Oct. 5 (Bloomberg) -- Hedge funds rose 0.6 percent last month, trailing a global stock rally after the European Central Bank announced specifics of its bond-buying plan and the U.S. Federal Reserve said it would buy mortgage-backed securities.
Multistrategy, global macro and long-short equity managers all rose. The MSCI All-Country World Index climbed 3.2 percent, including reinvested dividends, after ECB President Mario Draghi said policy makers agreed to an unlimited bond-purchase program and the Fed said it would expand its holdings of long-term securities with open-ended purchases of $40 billion of mortgage debt a month.
“Hedge funds trailed the major indices because the central banks are all intervening and forcing liquidity into the markets, and causing the general stock market to rally,” said Jay Rogers, president of Irvine, California-based Alpha Strategies Investment Consulting Inc., which advises family offices as well as hedge funds seeking to raise money.
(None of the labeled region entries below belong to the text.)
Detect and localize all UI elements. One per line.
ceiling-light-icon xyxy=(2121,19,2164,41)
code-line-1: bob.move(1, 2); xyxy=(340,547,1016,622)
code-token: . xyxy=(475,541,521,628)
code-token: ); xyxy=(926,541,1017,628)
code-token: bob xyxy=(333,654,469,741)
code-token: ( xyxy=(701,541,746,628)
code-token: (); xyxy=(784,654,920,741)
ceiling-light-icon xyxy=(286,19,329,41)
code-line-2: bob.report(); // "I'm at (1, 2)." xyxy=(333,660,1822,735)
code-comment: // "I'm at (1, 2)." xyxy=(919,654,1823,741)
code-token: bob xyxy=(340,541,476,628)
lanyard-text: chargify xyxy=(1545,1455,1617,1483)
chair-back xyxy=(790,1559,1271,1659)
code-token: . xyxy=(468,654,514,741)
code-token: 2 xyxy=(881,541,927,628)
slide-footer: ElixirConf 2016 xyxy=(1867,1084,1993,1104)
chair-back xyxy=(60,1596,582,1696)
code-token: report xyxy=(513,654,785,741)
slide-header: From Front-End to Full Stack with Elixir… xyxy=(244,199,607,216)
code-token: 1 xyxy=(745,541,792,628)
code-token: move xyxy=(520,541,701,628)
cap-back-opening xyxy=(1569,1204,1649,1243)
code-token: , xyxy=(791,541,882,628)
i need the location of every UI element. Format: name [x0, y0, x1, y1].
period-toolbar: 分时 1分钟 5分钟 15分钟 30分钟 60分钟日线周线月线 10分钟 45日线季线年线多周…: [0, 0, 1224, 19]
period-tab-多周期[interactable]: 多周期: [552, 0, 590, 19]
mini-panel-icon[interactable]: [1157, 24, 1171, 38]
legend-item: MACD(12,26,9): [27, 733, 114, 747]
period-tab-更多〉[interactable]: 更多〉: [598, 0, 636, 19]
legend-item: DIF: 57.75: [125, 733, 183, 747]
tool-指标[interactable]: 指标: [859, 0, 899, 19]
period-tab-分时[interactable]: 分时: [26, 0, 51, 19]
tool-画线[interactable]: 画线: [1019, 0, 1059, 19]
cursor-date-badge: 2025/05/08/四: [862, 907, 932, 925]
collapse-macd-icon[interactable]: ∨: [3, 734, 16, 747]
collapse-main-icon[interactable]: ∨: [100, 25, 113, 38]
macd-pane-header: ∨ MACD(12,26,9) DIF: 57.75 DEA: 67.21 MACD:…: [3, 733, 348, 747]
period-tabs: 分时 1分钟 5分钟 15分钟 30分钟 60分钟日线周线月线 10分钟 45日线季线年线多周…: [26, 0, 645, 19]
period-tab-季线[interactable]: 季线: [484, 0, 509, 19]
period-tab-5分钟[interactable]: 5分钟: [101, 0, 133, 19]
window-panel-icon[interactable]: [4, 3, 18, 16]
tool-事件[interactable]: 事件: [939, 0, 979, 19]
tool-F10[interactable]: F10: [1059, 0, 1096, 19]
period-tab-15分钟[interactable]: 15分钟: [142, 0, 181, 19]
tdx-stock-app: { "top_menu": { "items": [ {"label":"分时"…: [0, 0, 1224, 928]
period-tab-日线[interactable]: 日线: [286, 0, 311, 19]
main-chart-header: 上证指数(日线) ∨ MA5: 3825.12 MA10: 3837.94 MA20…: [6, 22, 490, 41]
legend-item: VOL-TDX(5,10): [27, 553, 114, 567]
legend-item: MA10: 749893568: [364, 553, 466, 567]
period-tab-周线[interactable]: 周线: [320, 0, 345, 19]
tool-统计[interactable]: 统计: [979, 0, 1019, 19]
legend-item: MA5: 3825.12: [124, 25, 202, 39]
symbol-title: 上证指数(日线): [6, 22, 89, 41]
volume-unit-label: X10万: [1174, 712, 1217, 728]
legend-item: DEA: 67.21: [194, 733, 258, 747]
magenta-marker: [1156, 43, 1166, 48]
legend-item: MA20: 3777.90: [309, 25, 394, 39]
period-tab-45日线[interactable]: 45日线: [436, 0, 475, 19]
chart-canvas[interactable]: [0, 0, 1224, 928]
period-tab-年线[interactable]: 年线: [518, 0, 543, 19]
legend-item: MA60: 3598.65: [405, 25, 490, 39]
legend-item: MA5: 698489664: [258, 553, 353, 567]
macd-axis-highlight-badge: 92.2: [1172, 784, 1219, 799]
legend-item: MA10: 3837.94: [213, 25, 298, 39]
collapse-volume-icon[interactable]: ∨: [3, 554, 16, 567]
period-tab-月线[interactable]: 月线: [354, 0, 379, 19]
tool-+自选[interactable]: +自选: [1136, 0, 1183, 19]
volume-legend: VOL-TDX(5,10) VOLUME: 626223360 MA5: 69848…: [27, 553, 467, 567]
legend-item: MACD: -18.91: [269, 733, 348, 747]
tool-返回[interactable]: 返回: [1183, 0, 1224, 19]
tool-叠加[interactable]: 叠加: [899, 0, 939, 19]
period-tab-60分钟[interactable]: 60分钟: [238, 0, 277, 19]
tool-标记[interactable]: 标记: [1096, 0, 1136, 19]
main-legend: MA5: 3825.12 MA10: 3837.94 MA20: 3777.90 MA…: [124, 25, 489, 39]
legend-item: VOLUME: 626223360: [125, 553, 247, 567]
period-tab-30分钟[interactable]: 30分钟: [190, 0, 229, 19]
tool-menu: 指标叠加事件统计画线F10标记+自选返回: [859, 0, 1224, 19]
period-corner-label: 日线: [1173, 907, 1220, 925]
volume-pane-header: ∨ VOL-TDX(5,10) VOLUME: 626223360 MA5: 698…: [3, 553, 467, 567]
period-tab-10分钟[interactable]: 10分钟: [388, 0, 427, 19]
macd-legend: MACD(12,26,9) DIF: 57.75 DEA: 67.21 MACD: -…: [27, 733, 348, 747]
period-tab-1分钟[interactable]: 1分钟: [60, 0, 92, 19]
The September increase brought hedge funds’ gains this year to 3.6 percent, compared with an advance of 13 percent for equities worldwide, including dividends.
The main Bloomberg hedge fund index is weighted by market capitalization and tracks 2,698 funds, 1,182 of which have reported returns for September. The index is down 9 percent from its July 2007 peak.
Macro funds, which bet on economic trends, rose 0.3 percent in September and fell 0.5 percent in this year’s first nine months.
Multistrategy funds returned 0.3 percent last month and dropped 2.9 percent in 2012.
John Paulson, the billionaire manager coming off record losses in 2011, further pared declines in his Gold and Advantage funds last month, according to two people familiar with the matter. The Gold Fund, which can buy derivatives and other gold-related investments, rose 13 percent as bullion rallied, cutting losses this year to 3.9 percent. The Advantage Plus Fund, which seeks to profit from corporate events such as takeovers and bankruptcies and uses leverage to amplify returns, gained 3.6 percent last month, reducing losses since the start of the year to 14 percent.
Paulson & Co., which manages $20 billion, posted September losses in its Credit Opportunities and Recovery funds, reducing year-to-date gains to 2 percent and 0.5 percent, respectively, the people said. The Enhanced fund, which invests in shares of companies that are involved in mergers, didn’t make or lose money in September and is up 9.1 percent in 2012. All of the funds’ gold share classes posted advances last month, and each is up year-to-date except for the Advantage Plus fund. Investors can choose between gold-and dollar-denominated versions for most of New York-based Paulson & Co.’s funds.
Elliott Management Corp., the $21 billion New York-based hedge fund founded by billionaire investor Paul Singer, posted a 1.9 percent increase in its Elliott International Ltd. fund, its fourth straight positive month, according to an update sent to clients. The return lifted its 2012 gain to 8.4 percent.
Pine River Capital Management LP, the $10.3 billion multistrategy firm based in Minnetonka, Minnesota, posted a 2.3 percent increase last month in its Pine River Fund, which has $1.5 billion in assets and is run by Aaron Yeary, according to an e-mail to clients, a copy of which was obtained by Bloomberg News. The return brings this year’s gain to 16 percent. The firm’s assets include hedge funds, managed accounts and Two Harbors Investment Corp., a mortgage real estate investment trust.
Long-short equity funds, whose managers can bet on rising and falling stocks, climbed 0.3 percent last month and 1.9 percent in 2012, according to data compiled by Bloomberg.
Passport Capital LLC’s Passport Global fell 2.7 percent in September and rose 11 percent this year, according to a performance update obtained by Bloomberg News. The Passport Global Long Short fund fell 0.6 percent last month and gained 13 percent this year, according to a person familiar with the matter who asked not to be identified because the information isn’t public. The $3.4 billion San Francisco-based firm is run by John Burbank.
Highside Capital Management LP, the $1 billion Dallas-based global equity long-short hedge fund run by Lee Hobson, rose 1 percent in September and 11 percent this year, according to a person familiar with the matter.
Daniel Loeb’s $9.3 billion Third Point LLC, based in New York, posted a 3.4 percent September gain in its Third Point Offshore Fund Ltd., increasing its 2012 return to 11 percent, according to an Oct. 2 regulatory filing.
Spokesmen for the firms declined to comment on the returns.